Here’s the goo-goo fail of the year: Inspector General Joe Ferguson actually thinks he can reform the Department of Streets and Sanitation.
Streets and San is the city’s most cronyish department. One of its recent commissioners, Al Sanchez, got the job for helping Mayor Richard M. Daley win an aldermanic race in the 10th Ward. Sanchez received a two-and-a-half year prison sentence for stacking the department with members of the Hispanic Democratic Organization. Aldermen are peeved at Mayor Rahm Emanuel for switching garbage collection to a grid-based, rather than a ward-based system. That erodes an alderman’s control over the ward superintendent, a plum political appointment.
Here, according to Ferguson, is what happened when he asked Streets and San Commish Charles Williams for information on the grid-based system’s efficiency: Williams walked out of the meeting, and refused to return subsequent phone calls.
The City of Chicago Office of Inspector General (IGO) recently attempted to evaluate the City’s transition from a ward-based to a grid-based garbage collection system, and identify how management would continue to drive efficiency gains in the future.
However, the Commissioner for the City Department of Streets and Sanitation (DSS) walked out of a meeting when IGO auditors pressed him for information regarding his plans to monitor operations. He did not respond to a subsequent IGO request to resume the discussion.
The commissioner’s refusal to cooperate left the IGO unable to:
Determine the impact of the transition on the number of trucks and personnel involved in the garbage collection process;
Review DSS’ plans to ensure maximum efficiency of garbage collection under the new system;
Validate DSS’ efforts to correct deficiencies in its ward-based supervisory structure to meet current operational and management needs.

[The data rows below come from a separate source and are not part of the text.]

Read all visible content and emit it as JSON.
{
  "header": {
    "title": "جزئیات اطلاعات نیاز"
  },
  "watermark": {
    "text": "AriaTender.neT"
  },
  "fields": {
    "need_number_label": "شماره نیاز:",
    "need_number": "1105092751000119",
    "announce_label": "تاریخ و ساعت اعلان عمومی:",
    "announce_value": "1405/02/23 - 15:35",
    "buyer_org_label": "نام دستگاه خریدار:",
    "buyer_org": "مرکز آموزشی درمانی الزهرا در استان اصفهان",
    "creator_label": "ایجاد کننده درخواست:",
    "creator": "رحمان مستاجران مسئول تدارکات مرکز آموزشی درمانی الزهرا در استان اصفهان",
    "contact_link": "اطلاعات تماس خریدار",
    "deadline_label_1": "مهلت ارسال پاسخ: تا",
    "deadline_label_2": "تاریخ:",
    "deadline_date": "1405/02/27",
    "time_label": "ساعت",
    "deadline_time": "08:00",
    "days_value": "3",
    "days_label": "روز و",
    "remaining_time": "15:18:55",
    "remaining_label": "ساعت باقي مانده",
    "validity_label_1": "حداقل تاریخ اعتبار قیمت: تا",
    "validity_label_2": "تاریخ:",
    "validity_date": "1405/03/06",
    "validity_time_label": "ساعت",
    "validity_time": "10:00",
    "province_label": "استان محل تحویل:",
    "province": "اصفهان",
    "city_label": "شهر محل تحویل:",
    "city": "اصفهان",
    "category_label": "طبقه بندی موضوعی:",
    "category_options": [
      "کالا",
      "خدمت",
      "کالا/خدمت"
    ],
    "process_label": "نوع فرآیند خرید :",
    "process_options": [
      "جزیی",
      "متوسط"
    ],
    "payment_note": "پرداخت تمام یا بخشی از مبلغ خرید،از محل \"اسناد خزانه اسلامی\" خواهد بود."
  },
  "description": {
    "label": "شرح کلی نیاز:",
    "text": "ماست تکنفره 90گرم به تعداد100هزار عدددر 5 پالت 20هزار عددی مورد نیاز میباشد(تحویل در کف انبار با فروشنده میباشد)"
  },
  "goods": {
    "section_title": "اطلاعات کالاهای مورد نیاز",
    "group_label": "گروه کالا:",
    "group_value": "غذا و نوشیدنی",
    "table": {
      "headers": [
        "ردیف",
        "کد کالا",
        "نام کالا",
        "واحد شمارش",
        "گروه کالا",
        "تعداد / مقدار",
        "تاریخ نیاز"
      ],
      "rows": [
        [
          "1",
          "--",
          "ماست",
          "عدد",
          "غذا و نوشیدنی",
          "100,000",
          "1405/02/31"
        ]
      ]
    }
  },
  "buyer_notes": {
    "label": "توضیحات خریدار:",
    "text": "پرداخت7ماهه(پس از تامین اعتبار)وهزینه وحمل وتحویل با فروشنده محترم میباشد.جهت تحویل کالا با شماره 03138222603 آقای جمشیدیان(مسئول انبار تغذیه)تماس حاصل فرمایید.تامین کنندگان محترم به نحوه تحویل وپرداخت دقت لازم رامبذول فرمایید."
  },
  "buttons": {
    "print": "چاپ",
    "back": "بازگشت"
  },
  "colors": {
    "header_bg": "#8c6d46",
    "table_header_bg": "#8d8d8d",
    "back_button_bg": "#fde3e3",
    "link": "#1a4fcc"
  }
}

Due to the commissioner’s refusal, the IGO recommends that:
The City substantiate the $18 million in savings claimed in an April 2013 announcement by publicly releasing the underlying data, calculations, and supporting documents used to estimate the total savings;
DSS establish and apply specific performance measurements to better understand whether and how the grid-based garbage collection system is improving;
DSS review the current supervisory structure (developed at the time of the ward-based system) and implement necessary changes to not only address the self-identified operational issues and inefficiencies, but also ensure optimally effective and efficient oversight of the grid-based garbage collection system.
“The Administration’s April press release indicated DSS had done significant work in quantifying total savings, and in making plans to ensure continuous programmatic innovation and monitoring,” said Inspector General Joe Ferguson. “DSS should share that work with Chicagoans and the IGO. Ignoring official IGO inquiries does not make them go away, and blocking IGO access to City programs sets a remarkably poor example for other City employees. Such behavior sends a signal to the public about the City’s commitment to transparency and accountability.”
The full audit report can be found online at the IGO website: www.chicagoinspectorgeneral.org.
Good luck trying to get anyone at Streets and San to return your calls, Joe. The rest of us have been trying for years.